Continuing on a positive note, workforce flexibility, a ‘can do’ attitude and friendliness were among the positive cultural attributes of the Irish noted by respondents. These are traits we can continue to develop and use to our advantage. A proven ability to navigate the international business environment and get on well with people across the globe will assist in attracting new FDI and enhancing the strategic role of the Irish operations here as well as benefiting Irish exporting firms.
The Irish tax regime was also an enabling factor in firms that improved their mandate, and, interestingly, the recent international debates on taxation served to highlight opportunities here, although respondents cautioned that any change could be adverse.
We looked at engagement in the local economy to gauge the embeddedness of firms. While approximately half of firms work with Irish SMEs for critical product related goods or services, there is scope for Irish SMEs to provide more. Likewise, there is considerable scope for further enhancing the relationships of firms with third-level and semi-state institutions in areas such as training, R&D and networks.
A wide variety of charities and community activities are supported by respondents and I was pleased to see that education featured the most, notably the Junior Achievement programme. Apart from the business benefits of Corporate Responsibility programmes such as enhanced employee engagement, this fits in with the workforce skills and flexibility valued by the employers in our survey. At the IMI we work primarily with life long learners and organisations that take a strategic approach to learning and use executive development as a means to drive their business strategies. More generally, investing in education and upgrading the overall level of skill of the workforce creates opportunities for attracting higher value employment and ultimately a higher quality of life.
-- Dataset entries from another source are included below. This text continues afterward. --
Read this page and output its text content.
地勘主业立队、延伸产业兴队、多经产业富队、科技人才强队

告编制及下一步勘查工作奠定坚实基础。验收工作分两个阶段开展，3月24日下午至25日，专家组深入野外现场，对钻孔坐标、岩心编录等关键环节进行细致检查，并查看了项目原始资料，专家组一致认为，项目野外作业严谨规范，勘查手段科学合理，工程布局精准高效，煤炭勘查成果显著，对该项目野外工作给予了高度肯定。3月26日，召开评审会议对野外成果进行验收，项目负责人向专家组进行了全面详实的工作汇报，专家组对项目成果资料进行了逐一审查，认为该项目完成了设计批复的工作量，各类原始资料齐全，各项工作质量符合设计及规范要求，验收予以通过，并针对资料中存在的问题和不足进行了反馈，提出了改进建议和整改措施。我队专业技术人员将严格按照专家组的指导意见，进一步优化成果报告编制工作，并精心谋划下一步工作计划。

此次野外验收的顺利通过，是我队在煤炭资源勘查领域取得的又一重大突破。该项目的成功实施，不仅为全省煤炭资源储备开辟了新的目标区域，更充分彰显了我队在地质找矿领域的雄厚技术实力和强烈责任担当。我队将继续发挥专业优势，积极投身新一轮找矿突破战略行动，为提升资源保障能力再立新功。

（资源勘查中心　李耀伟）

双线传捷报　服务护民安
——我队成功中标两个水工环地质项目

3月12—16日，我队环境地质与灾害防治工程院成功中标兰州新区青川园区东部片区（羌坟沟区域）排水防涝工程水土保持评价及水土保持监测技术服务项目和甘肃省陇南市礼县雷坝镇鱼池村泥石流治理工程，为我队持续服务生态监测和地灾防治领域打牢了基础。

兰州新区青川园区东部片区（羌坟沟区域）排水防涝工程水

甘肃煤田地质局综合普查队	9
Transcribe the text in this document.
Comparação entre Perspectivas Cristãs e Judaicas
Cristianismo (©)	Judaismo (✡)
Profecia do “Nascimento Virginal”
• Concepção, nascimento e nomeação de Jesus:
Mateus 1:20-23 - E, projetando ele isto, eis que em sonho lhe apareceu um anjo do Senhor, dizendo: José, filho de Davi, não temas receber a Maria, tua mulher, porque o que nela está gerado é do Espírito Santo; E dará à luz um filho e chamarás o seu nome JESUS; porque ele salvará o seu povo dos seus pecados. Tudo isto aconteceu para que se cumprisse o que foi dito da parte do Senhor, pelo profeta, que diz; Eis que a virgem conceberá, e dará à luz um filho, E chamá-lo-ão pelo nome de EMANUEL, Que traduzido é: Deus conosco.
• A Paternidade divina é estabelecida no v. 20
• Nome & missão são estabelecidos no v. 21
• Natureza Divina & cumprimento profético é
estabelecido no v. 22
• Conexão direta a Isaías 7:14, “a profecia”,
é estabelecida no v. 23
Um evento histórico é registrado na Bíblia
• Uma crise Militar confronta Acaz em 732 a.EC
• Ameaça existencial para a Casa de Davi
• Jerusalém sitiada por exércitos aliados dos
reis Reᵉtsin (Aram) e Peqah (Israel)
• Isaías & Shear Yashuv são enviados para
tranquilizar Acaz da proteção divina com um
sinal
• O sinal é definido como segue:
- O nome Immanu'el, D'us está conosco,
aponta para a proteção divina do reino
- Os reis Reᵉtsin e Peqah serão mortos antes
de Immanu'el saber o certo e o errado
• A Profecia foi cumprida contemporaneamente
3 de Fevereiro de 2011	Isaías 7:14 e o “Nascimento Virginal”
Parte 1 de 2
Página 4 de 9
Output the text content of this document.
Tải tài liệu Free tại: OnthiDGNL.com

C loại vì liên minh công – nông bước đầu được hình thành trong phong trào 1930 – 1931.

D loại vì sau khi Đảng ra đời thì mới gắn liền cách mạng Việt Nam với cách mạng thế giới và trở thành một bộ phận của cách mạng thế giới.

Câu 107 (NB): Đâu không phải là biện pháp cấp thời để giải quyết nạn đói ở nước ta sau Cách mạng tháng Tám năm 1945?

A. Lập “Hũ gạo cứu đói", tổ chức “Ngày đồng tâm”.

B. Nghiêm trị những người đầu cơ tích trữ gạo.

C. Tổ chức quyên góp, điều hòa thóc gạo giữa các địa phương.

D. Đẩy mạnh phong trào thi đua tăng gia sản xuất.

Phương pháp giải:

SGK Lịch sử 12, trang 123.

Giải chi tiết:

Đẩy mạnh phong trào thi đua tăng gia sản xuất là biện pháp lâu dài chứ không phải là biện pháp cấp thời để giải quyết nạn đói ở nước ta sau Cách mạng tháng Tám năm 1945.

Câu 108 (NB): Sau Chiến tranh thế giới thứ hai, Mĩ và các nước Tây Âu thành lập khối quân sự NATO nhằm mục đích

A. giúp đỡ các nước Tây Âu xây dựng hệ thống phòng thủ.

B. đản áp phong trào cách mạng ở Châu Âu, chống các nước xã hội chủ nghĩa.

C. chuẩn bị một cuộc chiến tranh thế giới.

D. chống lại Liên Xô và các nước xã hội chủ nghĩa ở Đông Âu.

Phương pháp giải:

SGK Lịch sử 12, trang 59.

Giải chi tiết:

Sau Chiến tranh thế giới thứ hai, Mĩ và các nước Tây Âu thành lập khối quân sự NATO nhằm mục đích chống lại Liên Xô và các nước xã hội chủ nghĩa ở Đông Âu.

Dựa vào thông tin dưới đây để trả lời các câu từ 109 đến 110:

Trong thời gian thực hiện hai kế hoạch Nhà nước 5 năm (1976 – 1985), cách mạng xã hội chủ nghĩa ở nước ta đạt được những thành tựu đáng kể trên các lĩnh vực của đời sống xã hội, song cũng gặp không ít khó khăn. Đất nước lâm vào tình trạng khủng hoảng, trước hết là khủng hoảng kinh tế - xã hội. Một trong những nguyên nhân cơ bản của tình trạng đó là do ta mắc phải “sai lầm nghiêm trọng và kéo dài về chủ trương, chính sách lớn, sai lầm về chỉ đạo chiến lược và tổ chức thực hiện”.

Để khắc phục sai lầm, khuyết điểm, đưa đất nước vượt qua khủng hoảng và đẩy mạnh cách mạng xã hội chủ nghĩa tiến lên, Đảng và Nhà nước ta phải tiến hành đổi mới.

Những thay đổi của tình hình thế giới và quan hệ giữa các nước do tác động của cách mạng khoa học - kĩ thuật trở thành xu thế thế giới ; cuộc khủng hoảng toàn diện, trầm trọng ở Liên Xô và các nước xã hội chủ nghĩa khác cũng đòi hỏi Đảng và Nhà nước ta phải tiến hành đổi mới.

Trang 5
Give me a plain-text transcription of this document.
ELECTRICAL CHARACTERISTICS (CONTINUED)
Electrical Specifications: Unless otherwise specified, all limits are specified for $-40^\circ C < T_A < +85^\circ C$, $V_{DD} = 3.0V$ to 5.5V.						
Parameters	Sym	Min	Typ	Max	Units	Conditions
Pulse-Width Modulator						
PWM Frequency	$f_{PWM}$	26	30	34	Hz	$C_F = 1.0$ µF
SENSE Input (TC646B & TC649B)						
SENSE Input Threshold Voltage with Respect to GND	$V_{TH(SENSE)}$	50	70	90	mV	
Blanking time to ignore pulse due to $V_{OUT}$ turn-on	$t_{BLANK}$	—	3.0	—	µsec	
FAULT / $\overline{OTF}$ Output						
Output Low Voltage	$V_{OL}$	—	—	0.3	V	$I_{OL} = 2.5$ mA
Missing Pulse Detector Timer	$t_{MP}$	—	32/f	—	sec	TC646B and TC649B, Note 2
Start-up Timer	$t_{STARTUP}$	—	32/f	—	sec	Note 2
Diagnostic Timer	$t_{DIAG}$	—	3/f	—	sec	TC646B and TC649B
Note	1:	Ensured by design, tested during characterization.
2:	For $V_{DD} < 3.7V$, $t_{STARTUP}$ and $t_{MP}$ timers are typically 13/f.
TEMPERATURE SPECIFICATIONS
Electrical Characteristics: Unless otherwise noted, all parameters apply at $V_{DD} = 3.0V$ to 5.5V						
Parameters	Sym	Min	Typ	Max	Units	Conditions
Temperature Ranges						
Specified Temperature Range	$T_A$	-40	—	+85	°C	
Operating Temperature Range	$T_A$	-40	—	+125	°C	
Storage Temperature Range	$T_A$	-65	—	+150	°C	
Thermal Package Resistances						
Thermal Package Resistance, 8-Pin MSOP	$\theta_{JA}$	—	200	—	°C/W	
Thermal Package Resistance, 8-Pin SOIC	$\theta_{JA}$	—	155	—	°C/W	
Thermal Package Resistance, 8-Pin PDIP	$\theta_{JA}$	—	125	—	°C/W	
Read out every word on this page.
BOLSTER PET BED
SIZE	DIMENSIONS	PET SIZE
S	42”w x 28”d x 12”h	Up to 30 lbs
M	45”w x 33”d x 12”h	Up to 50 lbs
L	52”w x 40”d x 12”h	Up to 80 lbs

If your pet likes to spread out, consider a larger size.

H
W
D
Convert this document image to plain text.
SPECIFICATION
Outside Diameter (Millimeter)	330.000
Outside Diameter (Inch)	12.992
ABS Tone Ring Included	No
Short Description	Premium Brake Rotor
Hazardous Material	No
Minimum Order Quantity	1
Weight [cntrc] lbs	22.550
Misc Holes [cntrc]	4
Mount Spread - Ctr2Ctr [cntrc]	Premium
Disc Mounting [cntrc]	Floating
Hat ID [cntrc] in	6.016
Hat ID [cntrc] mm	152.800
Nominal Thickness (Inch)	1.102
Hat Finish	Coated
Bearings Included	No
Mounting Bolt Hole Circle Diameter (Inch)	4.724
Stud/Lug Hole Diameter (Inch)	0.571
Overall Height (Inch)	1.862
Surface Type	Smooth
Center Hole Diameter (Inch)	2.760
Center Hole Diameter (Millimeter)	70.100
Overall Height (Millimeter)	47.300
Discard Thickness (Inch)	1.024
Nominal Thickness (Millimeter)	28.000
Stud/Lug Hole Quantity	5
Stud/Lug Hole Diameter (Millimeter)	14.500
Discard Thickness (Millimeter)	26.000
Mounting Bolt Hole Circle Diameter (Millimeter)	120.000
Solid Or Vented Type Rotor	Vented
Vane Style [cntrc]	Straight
While international events are beyond our control, we can ensure that firms have the capabilities to fulfil their growth plans and potential in terms of skills development and strategy implementation – we can create a pro-work environment and a skilled flexible workforce.
We cannot be certain of what lies ahead but there is increasing confidence among business leaders that it is a road we can navigate and, if we equip and manage ourselves well, the message is one of optimism.
*Danske Bank is predicting a growth in GDP of between 1.5 & 2% (Dept. of Finance 1.8% and European Commission 1.7%). WTP predicts growth in global trade of 4.5% in 2014.